Come regolare i rapporti tra stato islamico e comunità internazionale, modellata sui principi pluralisti?
La shari’a è attualmente il criterio ispiratore delle carte costituzionali dei paesi islamici. Potranno mai i musulmani concepire un ordinamento statale democratico che garantisca la libertà di religione e di culto per tutti i cittadini, uguali davanti alla legge, indipendentemente dalla religione o dalla ideologia?

Alcuni ricercatori musulmani sono propensi ad affermare che la fede islamica non solo è riconciliabile ai diritti umani ma può contribuire alla loro promozione con la riscoperta del significato originale della shari’a di guida etica e non considerarla una rigida codifica di norme legali. (9)

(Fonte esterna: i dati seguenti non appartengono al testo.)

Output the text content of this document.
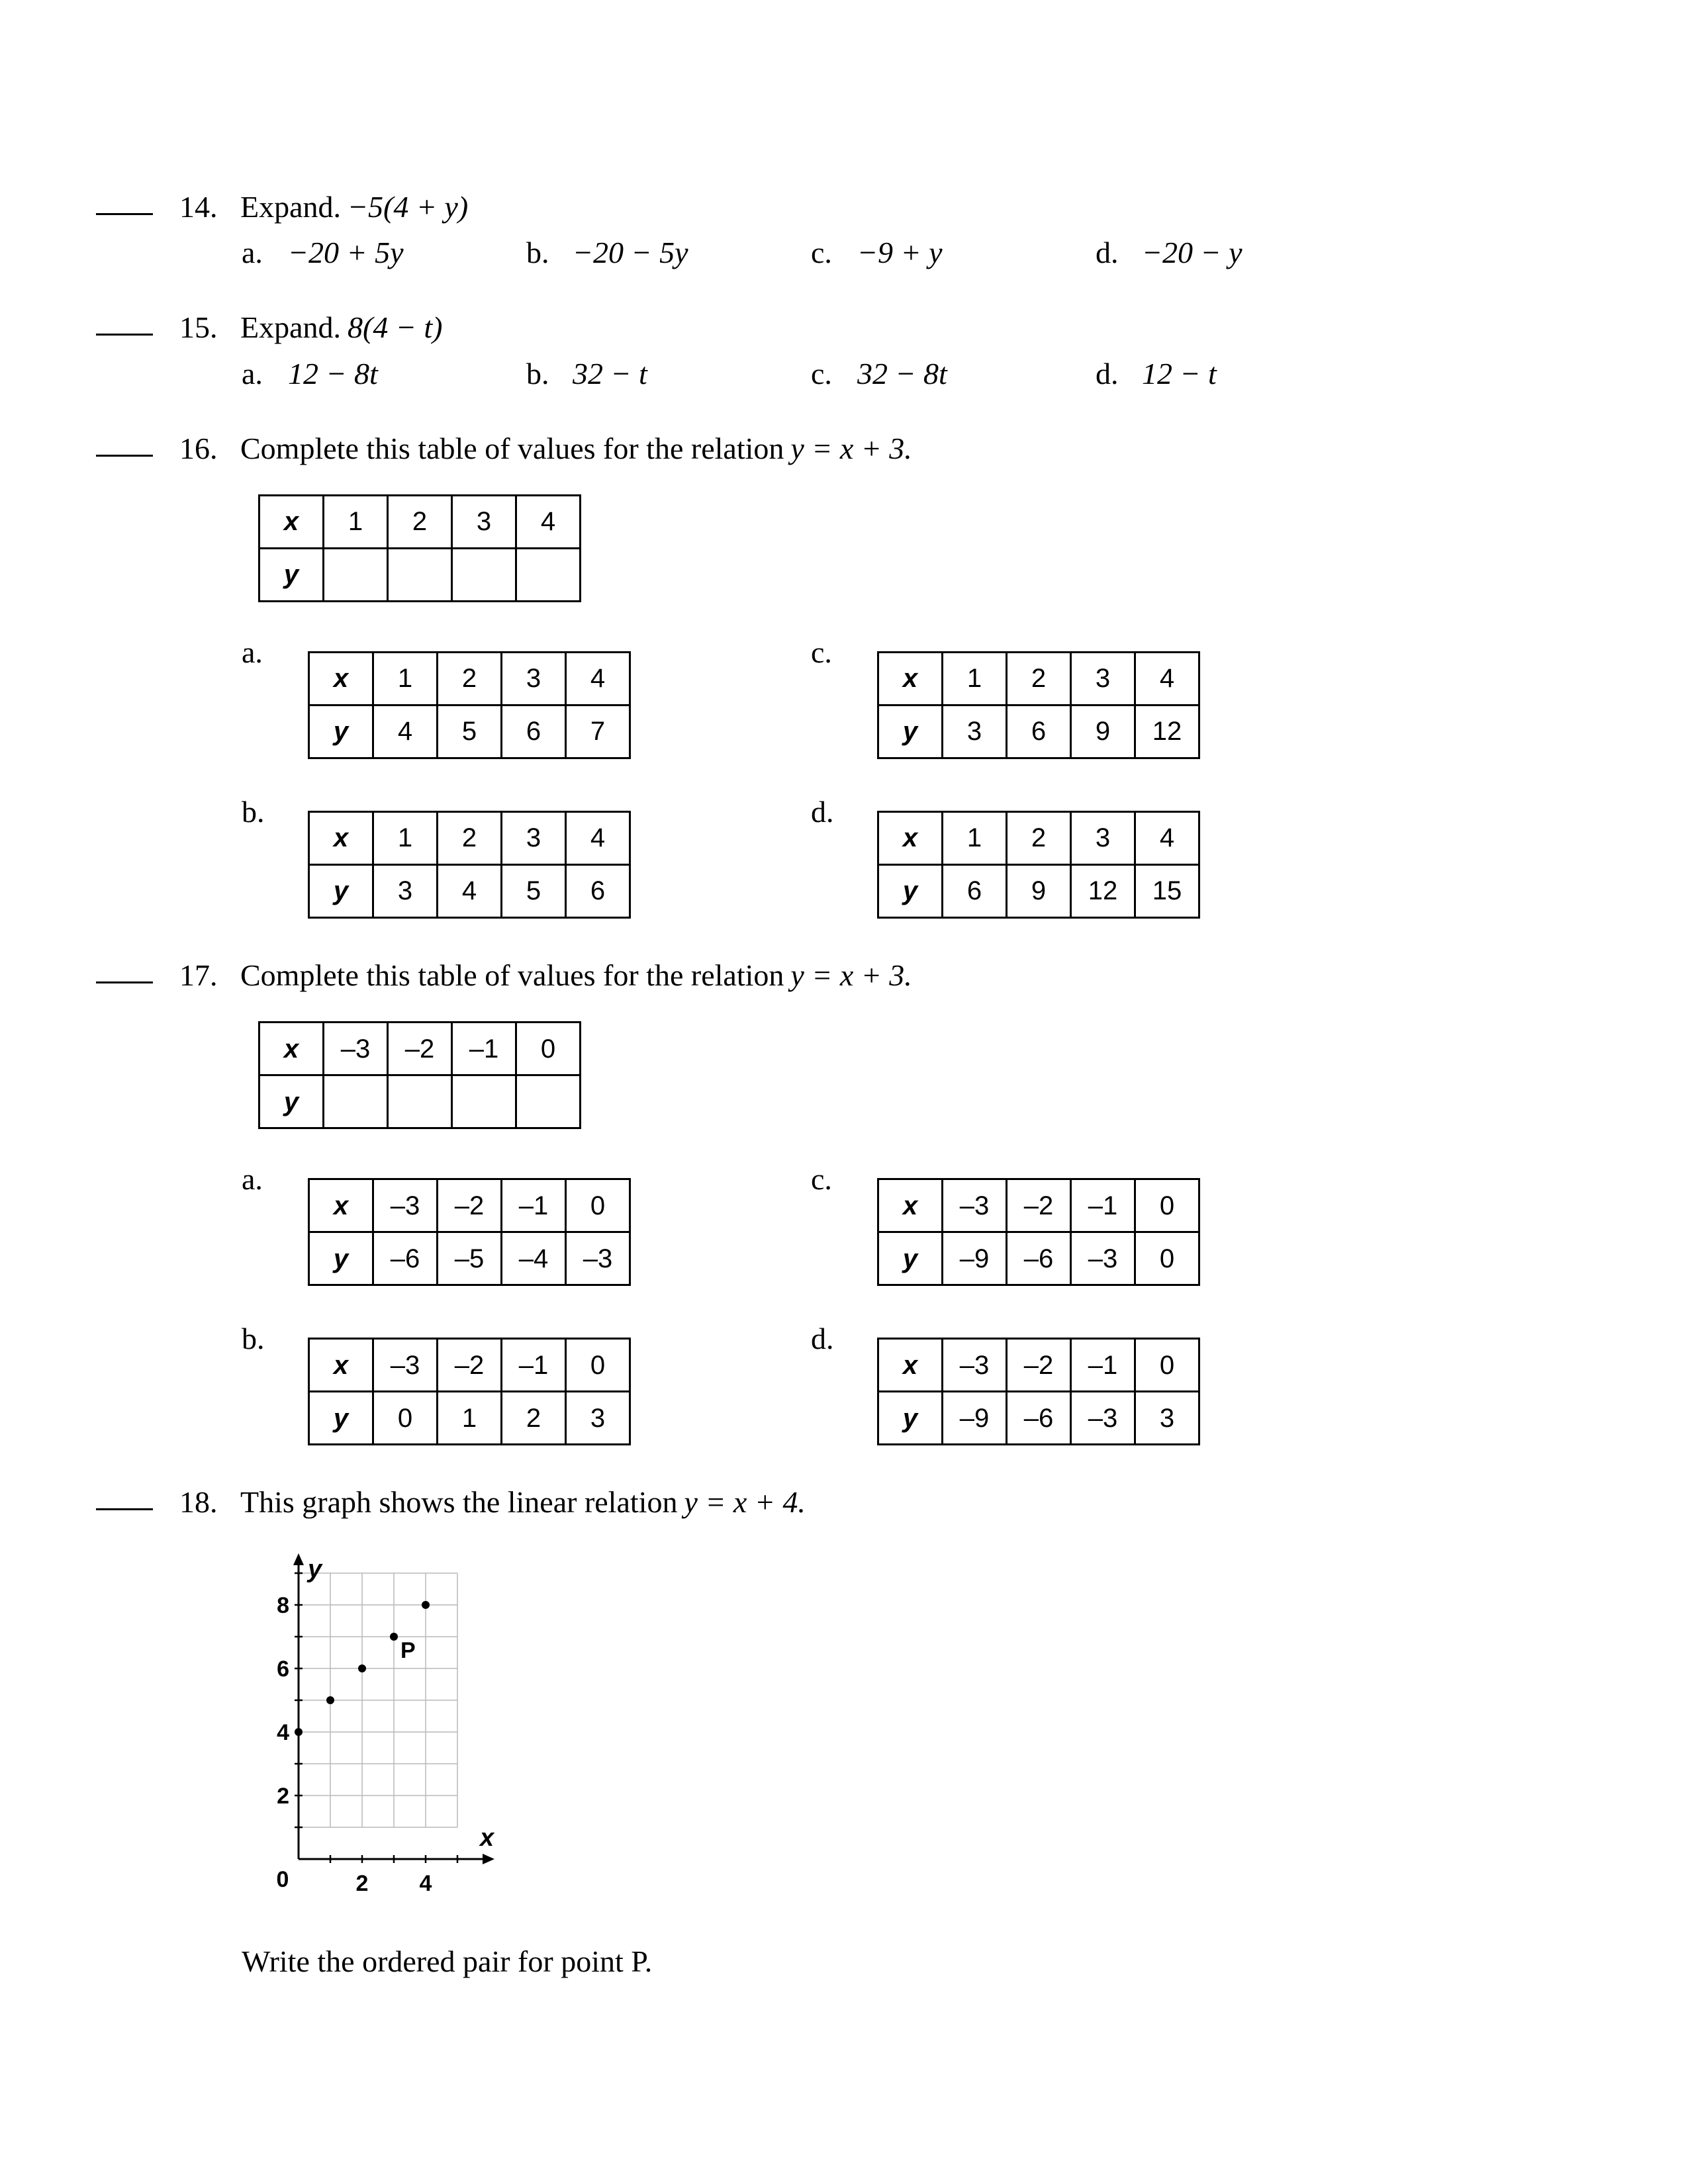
14. Expand. −5(4 + y)
a. −20 + 5y	b. −20 − 5y	c. −9 + y	d. −20 − y
15. Expand. 8(4 − t)
a. 12 − 8t	b. 32 − t	c. 32 − 8t	d. 12 − t
16. Complete this table of values for the relation y = x + 3.
x	1	2	3	4
y				
a.
x	1	2	3	4
y	4	5	6	7
c.
x	1	2	3	4
y	3	6	9	12
b.
x	1	2	3	4
y	3	4	5	6
d.
x	1	2	3	4
y	6	9	12	15
17. Complete this table of values for the relation y = x + 3.
x	–3	–2	–1	0
y				
a.
x	–3	–2	–1	0
y	–6	–5	–4	–3
c.
x	–3	–2	–1	0
y	–9	–6	–3	0
b.
x	–3	–2	–1	0
y	0	1	2	3
d.
x	–3	–2	–1	0
y	–9	–6	–3	3
18. This graph shows the linear relation y = x + 4.
y
x
8
6
4
2
0	2 4
P
Write the ordered pair for point P.
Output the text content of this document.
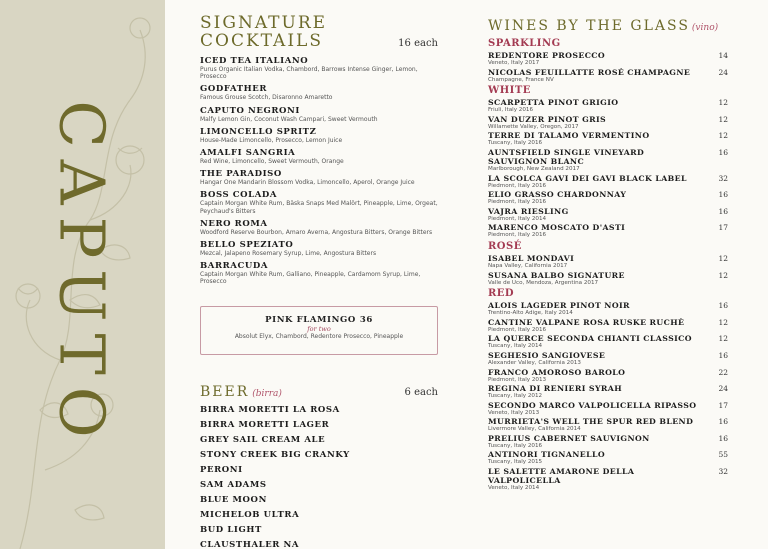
CAPUTO
SIGNATURE
COCKTAILS	16 each
ICED TEA ITALIANO
Purus Organic Italian Vodka, Chambord, Barrows Intense Ginger, Lemon, Prosecco
GODFATHER
Famous Grouse Scotch, Disaronno Amaretto
CAPUTO NEGRONI
Malfy Lemon Gin, Coconut Wash Campari, Sweet Vermouth
LIMONCELLO SPRITZ
House-Made Limoncello, Prosecco, Lemon Juice
AMALFI SANGRIA
Red Wine, Limoncello, Sweet Vermouth, Orange
THE PARADISO
Hangar One Mandarin Blossom Vodka, Limoncello, Aperol, Orange Juice
BOSS COLADA
Captain Morgan White Rum, Bäska Snaps Med Malört, Pineapple, Lime, Orgeat, Peychaud's Bitters
NERO ROMA
Woodford Reserve Bourbon, Amaro Averna, Angostura Bitters, Orange Bitters
BELLO SPEZIATO
Mezcal, Jalapeno Rosemary Syrup, Lime, Angostura Bitters
BARRACUDA
Captain Morgan White Rum, Galliano, Pineapple, Cardamom Syrup, Lime, Prosecco
PINK FLAMINGO 36
for two
Absolut Elyx, Chambord, Redentore Prosecco, Pineapple
BEER (birra)	6 each
BIRRA MORETTI LA ROSA
BIRRA MORETTI LAGER
GREY SAIL CREAM ALE
STONY CREEK BIG CRANKY
PERONI
SAM ADAMS
BLUE MOON
MICHELOB ULTRA
BUD LIGHT
CLAUSTHALER NA
WINES BY THE GLASS (vino)
SPARKLING
REDENTORE PROSECCO
Veneto, Italy 2017
14
NICOLAS FEUILLATTE ROSÉ CHAMPAGNE
Champagne, France NV
24
WHITE
SCARPETTA PINOT GRIGIO
Friuli, Italy 2016
12
VAN DUZER PINOT GRIS
Willamette Valley, Oregon, 2017
12
TERRE DI TALAMO VERMENTINO
Tuscany, Italy 2016
12
AUNTSFIELD SINGLE VINEYARD SAUVIGNON BLANC
Marlborough, New Zealand 2017
16
LA SCOLCA GAVI DEI GAVI BLACK LABEL
Piedmont, Italy 2016
32
ELIO GRASSO CHARDONNAY
Piedmont, Italy 2016
16
VAJRA RIESLING
Piedmont, Italy 2014
16
MARENCO MOSCATO D'ASTI
Piedmont, Italy 2016
17
ROSÉ
ISABEL MONDAVI
Napa Valley, California 2017
12
SUSANA BALBO SIGNATURE
Valle de Uco, Mendoza, Argentina 2017
12
RED
ALOIS LAGEDER PINOT NOIR
Trentino-Alto Adige, Italy 2014
16
CANTINE VALPANE ROSA RUSKE RUCHÈ
Piedmont, Italy 2016
12
LA QUERCE SECONDA CHIANTI CLASSICO
Tuscany, Italy 2014
12
SEGHESIO SANGIOVESE
Alexander Valley, California 2013
16
FRANCO AMOROSO BAROLO
Piedmont, Italy 2013
22
REGINA DI RENIERI SYRAH
Tuscany, Italy 2012
24
SECONDO MARCO VALPOLICELLA RIPASSO
Veneto, Italy 2013
17
MURRIETA'S WELL THE SPUR RED BLEND
Livermore Valley, California 2014
16
PRELIUS CABERNET SAUVIGNON
Tuscany, Italy 2016
16
ANTINORI TIGNANELLO
Tuscany, Italy 2015
55
LE SALETTE AMARONE DELLA VALPOLICELLA
Veneto, Italy 2014
32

Sono questi alcuni interrogativi a cui bisogna rispondere. Ecco perché per le religioni monoteiste è giunto il tempo di trovare insieme il modo di tradurre in pratica le norme etiche comunemente riconosciute. La libertà religiosa di pensiero e di espressione è la pietra miliare dell’intera struttura dei diritti umani, come ha affermato Giovanni Paolo II. Le restrizioni che i cattolici subiscono in molti paesi a maggioranza musulmana vanno denunciate e condannate. Ricevendo in udienza i vescovi pakistani in visita a Limina, il papa ha rivendicato il diritto alla libertà di culto per i credenti di tutte le fedi.

Giuseppe Samir Eid

(Intendono fornire gli strumenti per una inclusione sociale del flusso migratorio, gettare una luce sui diritti umani e la condizione di vita dei cristiani nel mondo islamico da cui proviene l’autore.La conoscenza dell’altro, delle diversità culturali e religiose sono ingredienti primari per creare la pace nei cuori degli uomini ovunque, premessa per una serena convivenza e convinta cittadinanza sul territorio.)